The route here was extremely familiar. The Bay Bridge loomed ahead, and I knew the stadium was less than a mile from the bridge. I kept my stride to the bridge, playing my game of relaxation alternating with acceleration. Soon, very soon, I would be on the baseball field. Cool.
Approaching the field, volunteers were everywhere, directing us towards the stadium entrance. I knew this entrance well: it's a spot at field level, separated from the outfield by a fence, where fans can stand and watch the game for free, a nice public relations move by the team. But now there was no fence. I ran among other runners onto the dirt margin of the field. There was a barrier blocking our access to the grass.
The finish wasn't far: between 3rd base and home plate. In contrast to our run, the field seemed puny, miniature. I sprinted as I could first over one tag reader, then over a second which was under the banner.

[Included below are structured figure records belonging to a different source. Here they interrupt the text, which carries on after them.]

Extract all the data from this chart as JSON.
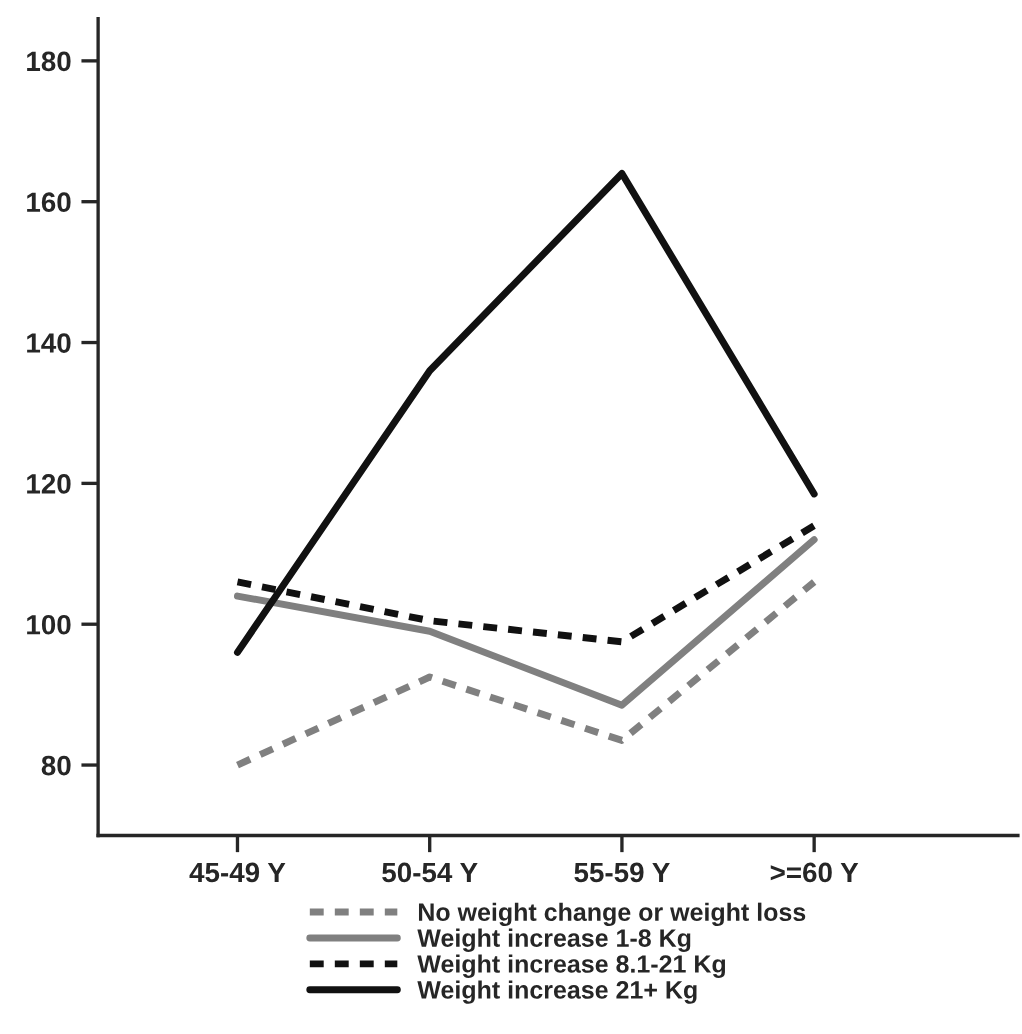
{
  "chart_data": {
    "type": "line",
    "categories": [
      "45-49 Y",
      "50-54 Y",
      "55-59 Y",
      ">=60 Y"
    ],
    "ylim": [
      70,
      186
    ],
    "yticks": [
      80,
      100,
      120,
      140,
      160,
      180
    ],
    "grid": false,
    "legend": "bottom",
    "marker": "none",
    "series": [
      {
        "name": "No weight change or weight loss",
        "color": "#808080",
        "line_style": "dashed",
        "values": [
          80,
          92.5,
          83.5,
          106
        ]
      },
      {
        "name": "Weight increase 1-8 Kg",
        "color": "#808080",
        "line_style": "solid",
        "values": [
          104,
          99,
          88.5,
          112
        ]
      },
      {
        "name": "Weight increase 8.1-21 Kg",
        "color": "#111111",
        "line_style": "dashed",
        "values": [
          106,
          100.5,
          97.5,
          114
        ]
      },
      {
        "name": "Weight increase 21+ Kg",
        "color": "#111111",
        "line_style": "solid",
        "values": [
          96,
          136,
          164,
          118.5
        ]
      }
    ]
  }
}
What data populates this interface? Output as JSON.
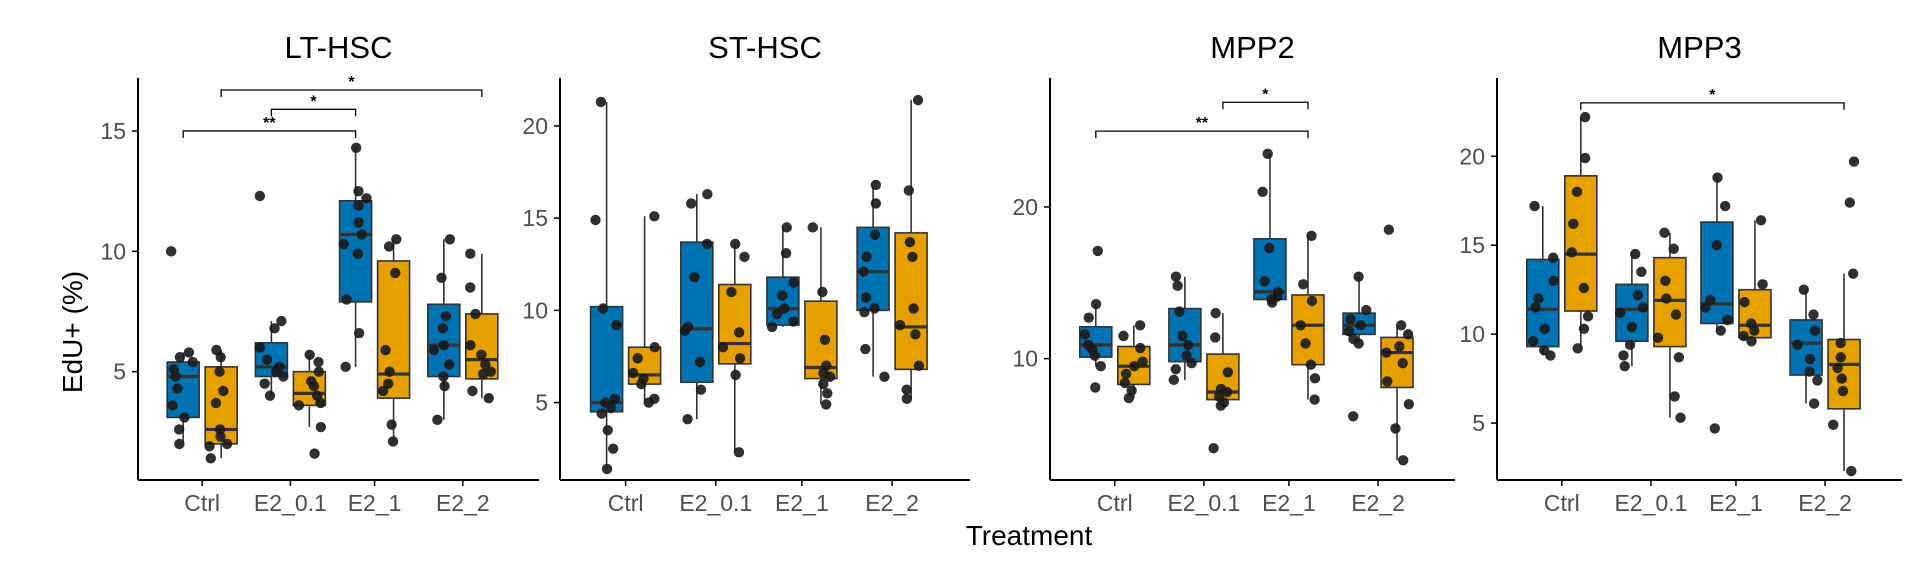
{
  "figure": {
    "ylabel": "EdU+ (%)",
    "xlabel": "Treatment"
  },
  "colors": {
    "series_a": "#0072B2",
    "series_b": "#E69F00",
    "box_edge": "#333333",
    "point": "#1a1a1a",
    "axis": "#000000"
  },
  "chart_data": [
    {
      "type": "box",
      "title": "LT-HSC",
      "categories": [
        "Ctrl",
        "E2_0.1",
        "E2_1",
        "E2_2"
      ],
      "ylim": [
        0.5,
        17.2
      ],
      "yticks": [
        5,
        10,
        15
      ],
      "series": [
        {
          "name": "group A",
          "boxes": [
            {
              "q1": 3.1,
              "median": 4.8,
              "q3": 5.4,
              "whislo": 2.0,
              "whishi": 5.8,
              "outliers": [
                10.0
              ],
              "points": [
                10.0,
                5.8,
                5.6,
                5.4,
                5.1,
                4.8,
                4.3,
                3.6,
                3.1,
                2.6,
                2.0
              ]
            },
            {
              "q1": 4.8,
              "median": 5.2,
              "q3": 6.2,
              "whislo": 4.0,
              "whishi": 7.1,
              "outliers": [
                12.3
              ],
              "points": [
                12.3,
                7.1,
                6.8,
                6.0,
                5.5,
                5.2,
                5.0,
                4.8,
                4.5,
                4.0
              ]
            },
            {
              "q1": 7.9,
              "median": 10.7,
              "q3": 12.1,
              "whislo": 5.2,
              "whishi": 14.3,
              "points": [
                14.3,
                12.5,
                12.2,
                11.9,
                11.2,
                10.7,
                10.3,
                9.9,
                8.0,
                6.6,
                5.2
              ]
            },
            {
              "q1": 4.8,
              "median": 6.1,
              "q3": 7.8,
              "whislo": 3.0,
              "whishi": 10.5,
              "points": [
                10.5,
                8.9,
                7.3,
                6.8,
                6.1,
                5.9,
                5.3,
                4.8,
                4.4,
                3.0
              ]
            }
          ]
        },
        {
          "name": "group B",
          "boxes": [
            {
              "q1": 2.0,
              "median": 2.6,
              "q3": 5.2,
              "whislo": 1.4,
              "whishi": 5.9,
              "points": [
                5.9,
                5.6,
                5.0,
                4.2,
                3.7,
                2.6,
                2.3,
                2.0,
                1.9,
                1.4
              ]
            },
            {
              "q1": 3.6,
              "median": 4.1,
              "q3": 5.0,
              "whislo": 2.7,
              "whishi": 5.7,
              "outliers": [
                1.6
              ],
              "points": [
                5.7,
                5.4,
                5.0,
                4.6,
                4.4,
                4.0,
                3.7,
                3.6,
                2.7,
                1.6
              ]
            },
            {
              "q1": 3.9,
              "median": 4.9,
              "q3": 9.6,
              "whislo": 2.1,
              "whishi": 10.5,
              "points": [
                10.5,
                10.2,
                9.1,
                5.9,
                5.0,
                4.5,
                4.2,
                2.8,
                2.1
              ]
            },
            {
              "q1": 4.7,
              "median": 5.5,
              "q3": 7.4,
              "whislo": 3.9,
              "whishi": 9.9,
              "points": [
                9.9,
                8.5,
                7.4,
                6.1,
                5.7,
                5.3,
                5.0,
                4.9,
                4.2,
                3.9
              ]
            }
          ]
        }
      ],
      "annotations": [
        {
          "label": "**",
          "from": [
            0,
            0
          ],
          "to": [
            2,
            0
          ],
          "y": 15.0
        },
        {
          "label": "*",
          "from": [
            1,
            0
          ],
          "to": [
            2,
            0
          ],
          "y": 15.9
        },
        {
          "label": "*",
          "from": [
            0,
            1
          ],
          "to": [
            3,
            1
          ],
          "y": 16.7
        }
      ]
    },
    {
      "type": "box",
      "title": "ST-HSC",
      "categories": [
        "Ctrl",
        "E2_0.1",
        "E2_1",
        "E2_2"
      ],
      "ylim": [
        0.8,
        22.6
      ],
      "yticks": [
        5,
        10,
        15,
        20
      ],
      "series": [
        {
          "name": "group A",
          "boxes": [
            {
              "q1": 4.5,
              "median": 5.0,
              "q3": 10.2,
              "whislo": 1.4,
              "whishi": 21.3,
              "points": [
                21.3,
                14.9,
                10.1,
                9.2,
                5.2,
                5.0,
                4.7,
                4.4,
                3.5,
                2.5,
                1.4
              ]
            },
            {
              "q1": 6.1,
              "median": 9.0,
              "q3": 13.7,
              "whislo": 4.1,
              "whishi": 16.3,
              "points": [
                16.3,
                15.8,
                13.6,
                11.8,
                9.1,
                8.9,
                7.2,
                5.7,
                4.1
              ]
            },
            {
              "q1": 9.2,
              "median": 10.1,
              "q3": 11.8,
              "whislo": 9.1,
              "whishi": 14.5,
              "points": [
                14.5,
                13.1,
                11.5,
                10.8,
                10.1,
                9.8,
                9.4,
                9.1
              ]
            },
            {
              "q1": 10.0,
              "median": 12.1,
              "q3": 14.5,
              "whislo": 6.4,
              "whishi": 16.8,
              "points": [
                16.8,
                15.8,
                14.1,
                12.9,
                12.1,
                10.7,
                10.1,
                9.9,
                7.9,
                6.4
              ]
            }
          ]
        },
        {
          "name": "group B",
          "boxes": [
            {
              "q1": 6.0,
              "median": 6.5,
              "q3": 8.0,
              "whislo": 5.0,
              "whishi": 15.1,
              "points": [
                15.1,
                8.0,
                7.4,
                6.6,
                6.3,
                6.0,
                5.2,
                5.0
              ]
            },
            {
              "q1": 7.1,
              "median": 8.2,
              "q3": 11.4,
              "whislo": 2.3,
              "whishi": 13.6,
              "points": [
                13.6,
                12.9,
                11.0,
                8.8,
                8.0,
                7.4,
                6.5,
                2.3
              ]
            },
            {
              "q1": 6.3,
              "median": 6.9,
              "q3": 10.5,
              "whislo": 4.9,
              "whishi": 14.5,
              "points": [
                14.5,
                11.0,
                8.4,
                7.0,
                6.6,
                6.4,
                6.0,
                5.5,
                4.9
              ]
            },
            {
              "q1": 6.8,
              "median": 9.1,
              "q3": 14.2,
              "whislo": 5.2,
              "whishi": 21.4,
              "points": [
                21.4,
                16.5,
                13.7,
                12.9,
                10.1,
                9.2,
                8.7,
                7.0,
                5.7,
                5.2
              ]
            }
          ]
        }
      ],
      "annotations": []
    },
    {
      "type": "box",
      "title": "MPP2",
      "categories": [
        "Ctrl",
        "E2_0.1",
        "E2_1",
        "E2_2"
      ],
      "ylim": [
        2.0,
        28.5
      ],
      "yticks": [
        10,
        20
      ],
      "series": [
        {
          "name": "group A",
          "boxes": [
            {
              "q1": 10.1,
              "median": 10.9,
              "q3": 12.1,
              "whislo": 9.5,
              "whishi": 13.6,
              "outliers": [
                17.1,
                8.1
              ],
              "points": [
                17.1,
                13.6,
                12.7,
                11.6,
                10.9,
                10.6,
                10.2,
                9.5,
                8.1
              ]
            },
            {
              "q1": 9.8,
              "median": 10.9,
              "q3": 13.3,
              "whislo": 8.6,
              "whishi": 15.4,
              "points": [
                15.4,
                14.8,
                13.1,
                11.5,
                10.9,
                10.2,
                9.7,
                9.3,
                8.6
              ]
            },
            {
              "q1": 13.9,
              "median": 14.4,
              "q3": 17.9,
              "whislo": 13.7,
              "whishi": 23.5,
              "points": [
                23.5,
                21.0,
                17.3,
                15.1,
                14.4,
                14.1,
                13.9,
                13.7
              ]
            },
            {
              "q1": 11.6,
              "median": 12.2,
              "q3": 13.0,
              "whislo": 11.0,
              "whishi": 15.4,
              "outliers": [
                6.2
              ],
              "points": [
                15.4,
                13.2,
                12.6,
                12.2,
                11.8,
                11.3,
                11.0,
                6.2
              ]
            }
          ]
        },
        {
          "name": "group B",
          "boxes": [
            {
              "q1": 8.3,
              "median": 9.5,
              "q3": 10.8,
              "whislo": 7.4,
              "whishi": 12.2,
              "points": [
                12.2,
                11.5,
                10.7,
                9.8,
                9.5,
                9.0,
                8.4,
                7.9,
                7.4
              ]
            },
            {
              "q1": 7.3,
              "median": 7.8,
              "q3": 10.3,
              "whislo": 6.9,
              "whishi": 13.0,
              "outliers": [
                4.1
              ],
              "points": [
                13.0,
                11.4,
                9.1,
                8.0,
                7.8,
                7.5,
                7.1,
                6.9,
                4.1
              ]
            },
            {
              "q1": 9.6,
              "median": 12.2,
              "q3": 14.2,
              "whislo": 7.3,
              "whishi": 18.1,
              "points": [
                18.1,
                14.9,
                13.8,
                12.2,
                11.0,
                9.6,
                8.7,
                7.3
              ]
            },
            {
              "q1": 8.1,
              "median": 10.4,
              "q3": 11.4,
              "whislo": 3.3,
              "whishi": 12.2,
              "outliers": [
                18.5
              ],
              "points": [
                18.5,
                12.2,
                11.6,
                10.8,
                10.4,
                9.7,
                8.5,
                7.0,
                5.4,
                3.3
              ]
            }
          ]
        }
      ],
      "annotations": [
        {
          "label": "**",
          "from": [
            0,
            0
          ],
          "to": [
            2,
            1
          ],
          "y": 25.0
        },
        {
          "label": "*",
          "from": [
            1,
            1
          ],
          "to": [
            2,
            1
          ],
          "y": 26.9
        }
      ]
    },
    {
      "type": "box",
      "title": "MPP3",
      "categories": [
        "Ctrl",
        "E2_0.1",
        "E2_1",
        "E2_2"
      ],
      "ylim": [
        1.8,
        24.4
      ],
      "yticks": [
        5,
        10,
        15,
        20
      ],
      "series": [
        {
          "name": "group A",
          "boxes": [
            {
              "q1": 9.3,
              "median": 11.4,
              "q3": 14.2,
              "whislo": 8.8,
              "whishi": 17.2,
              "points": [
                17.2,
                14.3,
                13.0,
                12.0,
                11.5,
                10.3,
                9.6,
                9.1,
                8.8
              ]
            },
            {
              "q1": 9.6,
              "median": 11.4,
              "q3": 12.8,
              "whislo": 8.2,
              "whishi": 14.5,
              "points": [
                14.5,
                13.5,
                12.2,
                11.5,
                11.2,
                10.4,
                9.4,
                8.8,
                8.2
              ]
            },
            {
              "q1": 10.6,
              "median": 11.7,
              "q3": 16.3,
              "whislo": 10.2,
              "whishi": 18.8,
              "outliers": [
                4.7
              ],
              "points": [
                18.8,
                17.2,
                15.0,
                11.9,
                11.5,
                10.8,
                10.2,
                4.7
              ]
            },
            {
              "q1": 7.7,
              "median": 9.5,
              "q3": 10.8,
              "whislo": 6.1,
              "whishi": 12.5,
              "points": [
                12.5,
                11.1,
                10.2,
                9.4,
                8.6,
                7.9,
                7.4,
                6.1
              ]
            }
          ]
        },
        {
          "name": "group B",
          "boxes": [
            {
              "q1": 11.3,
              "median": 14.5,
              "q3": 18.9,
              "whislo": 9.2,
              "whishi": 22.2,
              "points": [
                22.2,
                19.9,
                18.0,
                16.2,
                14.6,
                12.6,
                11.0,
                10.3,
                9.2
              ]
            },
            {
              "q1": 9.3,
              "median": 11.9,
              "q3": 14.3,
              "whislo": 5.3,
              "whishi": 15.7,
              "points": [
                15.7,
                14.8,
                13.0,
                12.0,
                11.1,
                9.8,
                8.7,
                6.5,
                5.3
              ]
            },
            {
              "q1": 9.8,
              "median": 10.5,
              "q3": 12.5,
              "whislo": 9.6,
              "whishi": 16.4,
              "points": [
                16.4,
                12.8,
                11.8,
                10.6,
                10.2,
                9.9,
                9.6
              ]
            },
            {
              "q1": 5.8,
              "median": 8.3,
              "q3": 9.7,
              "whislo": 2.3,
              "whishi": 13.4,
              "outliers": [
                17.4,
                19.7
              ],
              "points": [
                19.7,
                17.4,
                13.4,
                9.5,
                8.7,
                8.1,
                7.5,
                6.8,
                4.9,
                2.3
              ]
            }
          ]
        }
      ],
      "annotations": [
        {
          "label": "*",
          "from": [
            0,
            1
          ],
          "to": [
            3,
            1
          ],
          "y": 23.0
        }
      ]
    }
  ]
}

1:30:56. I could say I'm disappointed to not have broken 1:30, but that would be goal creep of the worst kind. Honestly, I never anticipated I would be able to run that fast, especially with tired legs from a long run two days prior. So that was very encouraging, not only for this day, but also for a Boston-qualifying marathon in my not-too-distant future, perhaps.
After crossing the line things got surrealistic. We were immediately handled medal, then a bottle of drinking water, then a yogurt and a spoon, then a back-pack-like bag. I walked a bit, admiring the hyper-groomed field, looking in the perfectly kept dugout. Looking up at the seats made them seem so very close. What a special experience it must be to play here, I thought.

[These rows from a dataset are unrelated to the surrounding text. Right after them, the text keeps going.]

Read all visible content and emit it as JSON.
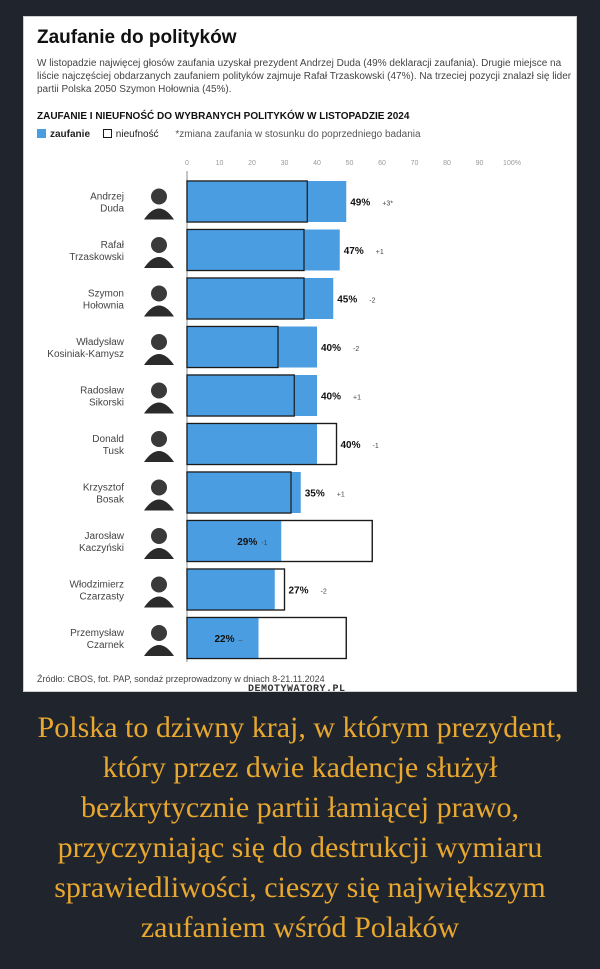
{
  "title": "Zaufanie do polityków",
  "intro": "W listopadzie najwięcej głosów zaufania uzyskał prezydent Andrzej Duda (49% deklaracji zaufania). Drugie miejsce na liście najczęściej obdarzanych zaufaniem polityków zajmuje Rafał Trzaskowski (47%). Na trzeciej pozycji znalazł się lider partii Polska 2050 Szymon Hołownia (45%).",
  "subtitle": "ZAUFANIE I NIEUFNOŚĆ DO WYBRANYCH POLITYKÓW W LISTOPADZIE 2024",
  "legend": {
    "trust": "zaufanie",
    "distrust": "nieufność",
    "note": "*zmiana zaufania w stosunku do poprzedniego badania"
  },
  "source": "Źródło: CBOS, fot. PAP, sondaż przeprowadzony w dniach 8-21.11.2024",
  "watermark": "DEMOTYWATORY.PL",
  "caption": "Polska to dziwny kraj, w którym prezydent, który przez dwie kadencje służył bezkrytycznie partii łamiącej prawo, przyczyniając się do destrukcji wymiaru sprawiedliwości, cieszy się największym zaufaniem wśród Polaków",
  "colors": {
    "trust": "#4a9de0",
    "distrust_fill": "#ffffff",
    "outline": "#1a1a1a",
    "caption": "#e8a72f",
    "background": "#20242c"
  },
  "chart_data": {
    "type": "bar",
    "orientation": "horizontal",
    "xlim": [
      0,
      100
    ],
    "ticks": [
      "0",
      "10",
      "20",
      "30",
      "40",
      "50",
      "60",
      "70",
      "80",
      "90",
      "100%"
    ],
    "categories": [
      [
        "Andrzej",
        "Duda"
      ],
      [
        "Rafał",
        "Trzaskowski"
      ],
      [
        "Szymon",
        "Hołownia"
      ],
      [
        "Władysław",
        "Kosiniak-Kamysz"
      ],
      [
        "Radosław",
        "Sikorski"
      ],
      [
        "Donald",
        "Tusk"
      ],
      [
        "Krzysztof",
        "Bosak"
      ],
      [
        "Jarosław",
        "Kaczyński"
      ],
      [
        "Włodzimierz",
        "Czarzasty"
      ],
      [
        "Przemysław",
        "Czarnek"
      ]
    ],
    "series": [
      {
        "name": "zaufanie",
        "values": [
          49,
          47,
          45,
          40,
          40,
          40,
          35,
          29,
          27,
          22
        ]
      },
      {
        "name": "nieufność",
        "values": [
          37,
          36,
          36,
          28,
          33,
          46,
          32,
          57,
          30,
          49
        ]
      }
    ],
    "value_labels": [
      "49%",
      "47%",
      "45%",
      "40%",
      "40%",
      "40%",
      "35%",
      "29%",
      "27%",
      "22%"
    ],
    "change_labels": [
      "+3*",
      "+1",
      "-2",
      "-2",
      "+1",
      "-1",
      "+1",
      "-1",
      "-2",
      "–"
    ]
  }
}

I stopped to eat my yogurt: my hands were full otherwise. "Keep moving!" someone shouted. I was supposed to move into the stands and walk up some steps.

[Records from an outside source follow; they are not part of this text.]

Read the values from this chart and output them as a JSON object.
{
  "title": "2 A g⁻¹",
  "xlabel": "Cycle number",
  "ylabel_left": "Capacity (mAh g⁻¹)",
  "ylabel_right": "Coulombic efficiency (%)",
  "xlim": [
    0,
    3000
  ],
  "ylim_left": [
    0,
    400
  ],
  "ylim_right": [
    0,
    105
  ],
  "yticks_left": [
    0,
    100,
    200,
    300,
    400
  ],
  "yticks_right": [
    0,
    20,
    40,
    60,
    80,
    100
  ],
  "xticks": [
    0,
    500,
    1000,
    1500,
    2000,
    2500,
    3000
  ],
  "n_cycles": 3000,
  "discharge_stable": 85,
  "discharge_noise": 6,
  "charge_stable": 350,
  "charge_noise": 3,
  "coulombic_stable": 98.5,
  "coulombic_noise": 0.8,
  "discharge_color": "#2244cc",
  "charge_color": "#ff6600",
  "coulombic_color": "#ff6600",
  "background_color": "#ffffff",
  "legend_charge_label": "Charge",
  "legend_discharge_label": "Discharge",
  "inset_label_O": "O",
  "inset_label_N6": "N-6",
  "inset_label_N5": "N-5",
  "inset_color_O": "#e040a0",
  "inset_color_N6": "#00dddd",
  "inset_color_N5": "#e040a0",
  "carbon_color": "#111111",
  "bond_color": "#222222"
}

My shirt was soaked, not only with sweat but also a mixture of sports drink and water from fumbled drinking at aid stations (I'd managed to get most of the liquid down, but there was always significant spillage). I was starting to chill, and wanted my jacket, and I needed to pee.
But there was more. We were led onto the mezzanine where we were handed a Safeway bag (???), then a T-shirt, then a Giant bobble-head.... somewhere along the line I'd also been given a banana and an apple. I could barely hold it all.
After stopping in a men's room, I continued on. Clif bar samples, coconut juice, some sort of "healthy" chips, a photo with our medals, and booth after booth. There was a booth showing some shoes which looked interesting, but I ignored it: I just wanted my jacket.
Finally I was through the gauntlet. The FedEx trucks which had our drop bags was outside. I got my jacket and sweat pants, now quite cold in the chilly air which not so long ago felt warm, and began the walk back to the start area to pick up the bike I'd locked there. Hopefully it was still there...
When results were posted, I'd scored 6th in age group for Fred. I was glad I hadn't let him down. For the other runners in his age group, I was qualified, so there was no problem with contaminating the results. I'm not sure I'll enter this race again next year. The orgy of swag is a downer. But the support was fantastic, and I'm glad I did the race.